Por el contrario, según Lakoff, el establecimiento neoconservador que ha dominado a Washington en los últimos ocho años ha aprovechado el tiempo para hacer creer al pueblo que la libertad tiene otros significados. Por ejemplo, que la seguridad social es una amenaza porque crea una dependencia que atenta contra su libertad. O que la libertad religiosa no incluye el derecho a que ninguna religión sea impuesta. O que espiar a los ciudadanos no viola su libertad sino que la protege. O que la intervención del Estado en la economía en favor de los ciudadanos es una amenaza para la libertad de la economía, fuera de la cual no hay nada.
En esa concepción, todo asomo de disenso, desorden o inmoralidad es una amenaza que debe ser aplastada por cualquier medio, incluso a costa de sacrificar las garantías de sectores importantes de la sociedad, como los pobres, los homosexuales, las mujeres ante el aborto o los sospechosos de ser terroristas. Como consecuencia de esa mirada neoconservadora, desaparecen los derechos laborales, la educación pública se restringe tanto como la seguridad social, lo mismo que el control a las grandes corporaciones, en nombre de una libertad insuflada en la conciencia colectiva como una verdad revelada.

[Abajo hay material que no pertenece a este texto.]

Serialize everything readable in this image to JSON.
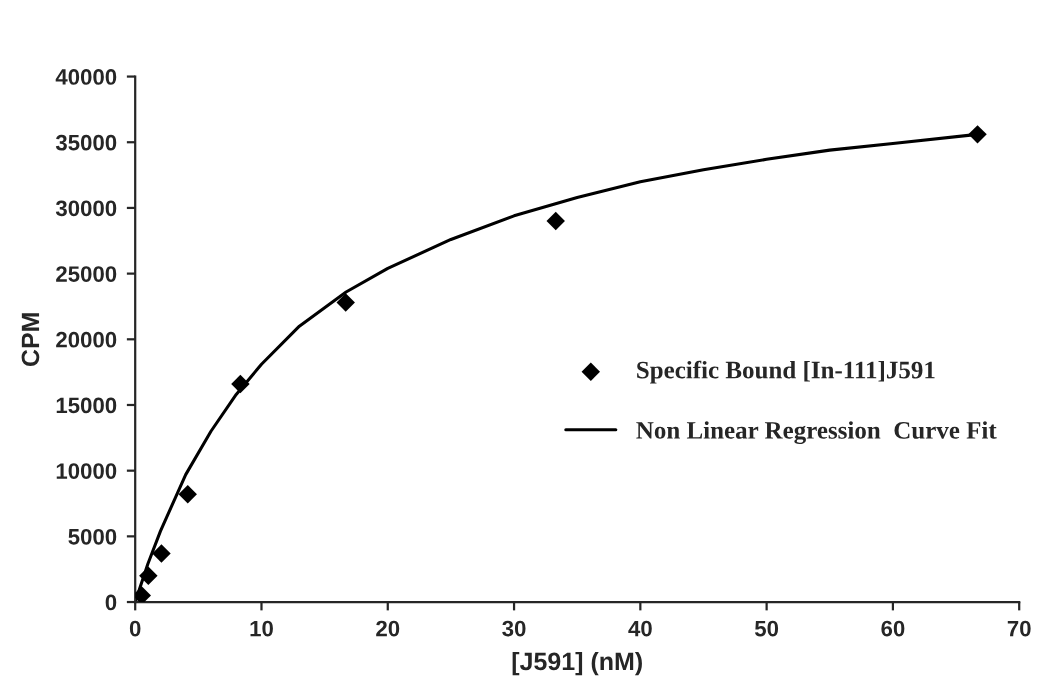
{
  "chart_data": {
    "type": "scatter",
    "xlabel": "[J591] (nM)",
    "ylabel": "CPM",
    "xlim": [
      0,
      70
    ],
    "xticks": [
      0,
      10,
      20,
      30,
      40,
      50,
      60,
      70
    ],
    "ylim": [
      0,
      40000
    ],
    "yticks": [
      0,
      5000,
      10000,
      15000,
      20000,
      25000,
      30000,
      35000,
      40000
    ],
    "legend": "right",
    "grid": false,
    "series": [
      {
        "name": "Specific Bound [In-111]J591",
        "marker": "diamond",
        "color": "#000000",
        "x": [
          0.52,
          1.04,
          2.08,
          4.16,
          8.33,
          16.67,
          33.3,
          66.7
        ],
        "values": [
          500,
          2000,
          3700,
          8200,
          16600,
          22800,
          29000,
          35600
        ]
      },
      {
        "name": "Non Linear Regression  Curve Fit",
        "type": "line",
        "marker": "none",
        "line_style": "solid",
        "color": "#000000",
        "x": [
          0,
          1,
          2,
          4,
          6,
          8,
          10,
          13,
          16.7,
          20,
          25,
          30,
          35,
          40,
          45,
          50,
          55,
          60,
          66.7
        ],
        "values": [
          0,
          2900,
          5400,
          9700,
          13000,
          15800,
          18100,
          21000,
          23600,
          25400,
          27600,
          29400,
          30800,
          32000,
          32900,
          33700,
          34400,
          34900,
          35600
        ]
      }
    ]
  }
}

Lakoff describe, como científico del conocimiento, cómo los ultraconservadores, con su vocero Bush, usan la repetición para sembrar en la mente de sus connacionales sus verdades a pesar de estar demostradas como mentiras. Cómo el uso de la expresión ‘guerra contra el terrorismo’ en la agresión a Irak crea un marco conceptual en el que las víctimas civiles, hombres, mujeres y niños inocentes (de hecho, víctimas en su tiempo de Saddam Hussein) se convierten en daños colaterales que no merecen mayor preocupación. Porque, dice, quien crea los marcos conceptuales y maneja el significado de las metáforas presentes en casi toda nuestra comunicación verbal, puede manipular con facilidad las creencias.

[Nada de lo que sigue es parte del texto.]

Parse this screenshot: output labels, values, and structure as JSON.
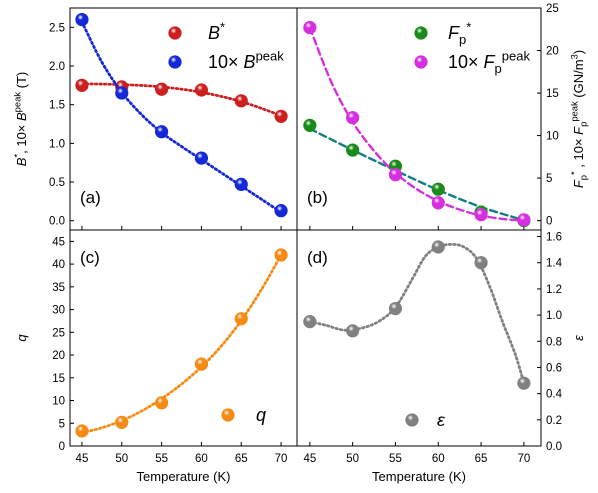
{
  "chart_data": [
    {
      "panel_label": "(a)",
      "type": "scatter",
      "x_label": "",
      "y_label_parts": [
        [
          "B",
          "i",
          "n"
        ],
        [
          "*",
          "",
          "sup"
        ],
        [
          ", 10× ",
          "",
          "n"
        ],
        [
          "B",
          "i",
          "n"
        ],
        [
          "peak",
          "",
          "sup"
        ],
        [
          " (T)",
          "",
          "n"
        ]
      ],
      "xlim": [
        43.5,
        72
      ],
      "ylim": [
        -0.12,
        2.75
      ],
      "x_ticks": [
        45,
        50,
        55,
        60,
        65,
        70
      ],
      "x_tick_labels": [
        "",
        "",
        "",
        "",
        "",
        ""
      ],
      "y_ticks": [
        0.0,
        0.5,
        1.0,
        1.5,
        2.0,
        2.5
      ],
      "y_tick_labels": [
        "0.0",
        "0.5",
        "1.0",
        "1.5",
        "2.0",
        "2.5"
      ],
      "y_axis_side": "left",
      "legend_position": "top-right",
      "series": [
        {
          "legend_parts": [
            [
              "B",
              "i",
              "n"
            ],
            [
              "*",
              "",
              "sup"
            ]
          ],
          "color": "#cc1f1f",
          "line_style": "dotted",
          "x": [
            45,
            50,
            55,
            60,
            65,
            70
          ],
          "y": [
            1.75,
            1.73,
            1.7,
            1.69,
            1.55,
            1.35
          ],
          "fit": [
            [
              45,
              1.77
            ],
            [
              50,
              1.76
            ],
            [
              55,
              1.73
            ],
            [
              60,
              1.66
            ],
            [
              65,
              1.54
            ],
            [
              70,
              1.36
            ]
          ]
        },
        {
          "legend_parts": [
            [
              "10× ",
              "",
              "n"
            ],
            [
              "B",
              "i",
              "n"
            ],
            [
              "peak",
              "",
              "sup"
            ]
          ],
          "color": "#1428d8",
          "line_style": "dotted",
          "x": [
            45,
            50,
            55,
            60,
            65,
            70
          ],
          "y": [
            2.6,
            1.65,
            1.15,
            0.81,
            0.47,
            0.13
          ],
          "fit": [
            [
              45,
              2.57
            ],
            [
              47.5,
              2.05
            ],
            [
              50,
              1.66
            ],
            [
              52.5,
              1.37
            ],
            [
              55,
              1.14
            ],
            [
              57.5,
              0.96
            ],
            [
              60,
              0.79
            ],
            [
              62.5,
              0.62
            ],
            [
              65,
              0.45
            ],
            [
              67.5,
              0.28
            ],
            [
              70,
              0.11
            ]
          ]
        }
      ]
    },
    {
      "panel_label": "(b)",
      "type": "scatter",
      "x_label": "",
      "y_label_parts": [
        [
          "F",
          "i",
          "n"
        ],
        [
          "p",
          "",
          "sub"
        ],
        [
          "*",
          "",
          "sup"
        ],
        [
          " , 10× ",
          "",
          "n"
        ],
        [
          "F",
          "i",
          "n"
        ],
        [
          "p",
          "",
          "sub"
        ],
        [
          "peak",
          "",
          "sup"
        ],
        [
          " (GN/m",
          "",
          "n"
        ],
        [
          "3",
          "",
          "sup"
        ],
        [
          ")",
          "",
          "n"
        ]
      ],
      "xlim": [
        43.5,
        72
      ],
      "ylim": [
        -1.1,
        25
      ],
      "x_ticks": [
        45,
        50,
        55,
        60,
        65,
        70
      ],
      "x_tick_labels": [
        "",
        "",
        "",
        "",
        "",
        ""
      ],
      "y_ticks": [
        0,
        5,
        10,
        15,
        20,
        25
      ],
      "y_tick_labels": [
        "0",
        "5",
        "10",
        "15",
        "20",
        "25"
      ],
      "y_axis_side": "right",
      "legend_position": "top-right",
      "series": [
        {
          "legend_parts": [
            [
              "F",
              "i",
              "n"
            ],
            [
              "p",
              "",
              "sub"
            ],
            [
              "*",
              "",
              "sup"
            ]
          ],
          "color": "#1a8a1a",
          "line_style": "dashed",
          "line_color": "#138080",
          "x": [
            45,
            50,
            55,
            60,
            65,
            70
          ],
          "y": [
            11.2,
            8.3,
            6.4,
            3.7,
            1.0,
            0.0
          ],
          "fit": [
            [
              45,
              10.8
            ],
            [
              50,
              8.3
            ],
            [
              55,
              5.9
            ],
            [
              60,
              3.6
            ],
            [
              65,
              1.6
            ],
            [
              70,
              0.05
            ]
          ]
        },
        {
          "legend_parts": [
            [
              "10× ",
              "",
              "n"
            ],
            [
              "F",
              "i",
              "n"
            ],
            [
              "p",
              "",
              "sub"
            ],
            [
              "peak",
              "",
              "sup"
            ]
          ],
          "color": "#d62fe0",
          "line_style": "dashed",
          "line_color": "#d62fe0",
          "x": [
            45,
            50,
            55,
            60,
            65,
            70
          ],
          "y": [
            22.7,
            12.1,
            5.4,
            2.1,
            0.7,
            0.1
          ],
          "fit": [
            [
              45,
              22.7
            ],
            [
              47.5,
              16.3
            ],
            [
              50,
              11.6
            ],
            [
              52.5,
              8.2
            ],
            [
              55,
              5.6
            ],
            [
              57.5,
              3.7
            ],
            [
              60,
              2.3
            ],
            [
              62.5,
              1.3
            ],
            [
              65,
              0.6
            ],
            [
              67.5,
              0.2
            ],
            [
              70,
              0.0
            ]
          ]
        }
      ]
    },
    {
      "panel_label": "(c)",
      "type": "scatter",
      "x_label": "Temperature (K)",
      "y_label_parts": [
        [
          "q",
          "i",
          "n"
        ]
      ],
      "xlim": [
        43.5,
        72
      ],
      "ylim": [
        0,
        47.5
      ],
      "x_ticks": [
        45,
        50,
        55,
        60,
        65,
        70
      ],
      "x_tick_labels": [
        "45",
        "50",
        "55",
        "60",
        "65",
        "70"
      ],
      "y_ticks": [
        0,
        5,
        10,
        15,
        20,
        25,
        30,
        35,
        40,
        45
      ],
      "y_tick_labels": [
        "0",
        "5",
        "10",
        "15",
        "20",
        "25",
        "30",
        "35",
        "40",
        "45"
      ],
      "y_axis_side": "left",
      "legend_position": "bottom-right",
      "series": [
        {
          "legend_parts": [
            [
              "q",
              "i",
              "n"
            ]
          ],
          "color": "#f58a14",
          "line_style": "dotted",
          "x": [
            45,
            50,
            55,
            60,
            65,
            70
          ],
          "y": [
            3.3,
            5.2,
            9.5,
            18.0,
            28.0,
            42.0
          ],
          "fit": [
            [
              45,
              2.9
            ],
            [
              47.5,
              4.0
            ],
            [
              50,
              5.6
            ],
            [
              52.5,
              7.7
            ],
            [
              55,
              10.4
            ],
            [
              57.5,
              13.6
            ],
            [
              60,
              17.4
            ],
            [
              62.5,
              22.0
            ],
            [
              65,
              27.6
            ],
            [
              67.5,
              34.3
            ],
            [
              70,
              42.0
            ]
          ]
        }
      ]
    },
    {
      "panel_label": "(d)",
      "type": "scatter",
      "x_label": "Temperature (K)",
      "y_label_parts": [
        [
          "ε",
          "i",
          "n"
        ]
      ],
      "xlim": [
        43.5,
        72
      ],
      "ylim": [
        0,
        1.65
      ],
      "x_ticks": [
        45,
        50,
        55,
        60,
        65,
        70
      ],
      "x_tick_labels": [
        "45",
        "50",
        "55",
        "60",
        "65",
        "70"
      ],
      "y_ticks": [
        0.0,
        0.2,
        0.4,
        0.6,
        0.8,
        1.0,
        1.2,
        1.4,
        1.6
      ],
      "y_tick_labels": [
        "0.0",
        "0.2",
        "0.4",
        "0.6",
        "0.8",
        "1.0",
        "1.2",
        "1.4",
        "1.6"
      ],
      "y_axis_side": "right",
      "legend_position": "bottom-right",
      "series": [
        {
          "legend_parts": [
            [
              "ε",
              "i",
              "n"
            ]
          ],
          "color": "#808080",
          "line_style": "dotted",
          "x": [
            45,
            50,
            55,
            60,
            65,
            70
          ],
          "y": [
            0.95,
            0.88,
            1.05,
            1.52,
            1.4,
            0.48
          ],
          "fit": [
            [
              45,
              0.95
            ],
            [
              47,
              0.92
            ],
            [
              49,
              0.885
            ],
            [
              51,
              0.9
            ],
            [
              53,
              0.95
            ],
            [
              55,
              1.06
            ],
            [
              57,
              1.28
            ],
            [
              58.5,
              1.45
            ],
            [
              60,
              1.52
            ],
            [
              61.5,
              1.54
            ],
            [
              63,
              1.52
            ],
            [
              64.5,
              1.43
            ],
            [
              66,
              1.22
            ],
            [
              67.5,
              0.95
            ],
            [
              69,
              0.7
            ],
            [
              70,
              0.48
            ]
          ]
        }
      ]
    }
  ]
}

Es en esas condiciones que Estados Unidos se acerca a una nueva elección presidencial. El gobierno de Bush dejará como legado un impresionante avance en el camino hacia tergiversar del todo los ideales de la libertad primigenia. Hasta qué punto su sucesor estará comprometido a regresar a valores más altos de la humanidad, es una incógnita. Si John McCain es el nuevo Presidente, es probable que el camino siga siendo el mismo. Si lo es Barack Obama, hay una mayor probabilidad de que las cosas cambien. Lo malo es que aún no es claro hasta dónde ha llegado el lavado de cerebro colectivo. Tal vez también haya afectado al candidato demócrata, aunque no lo sepa.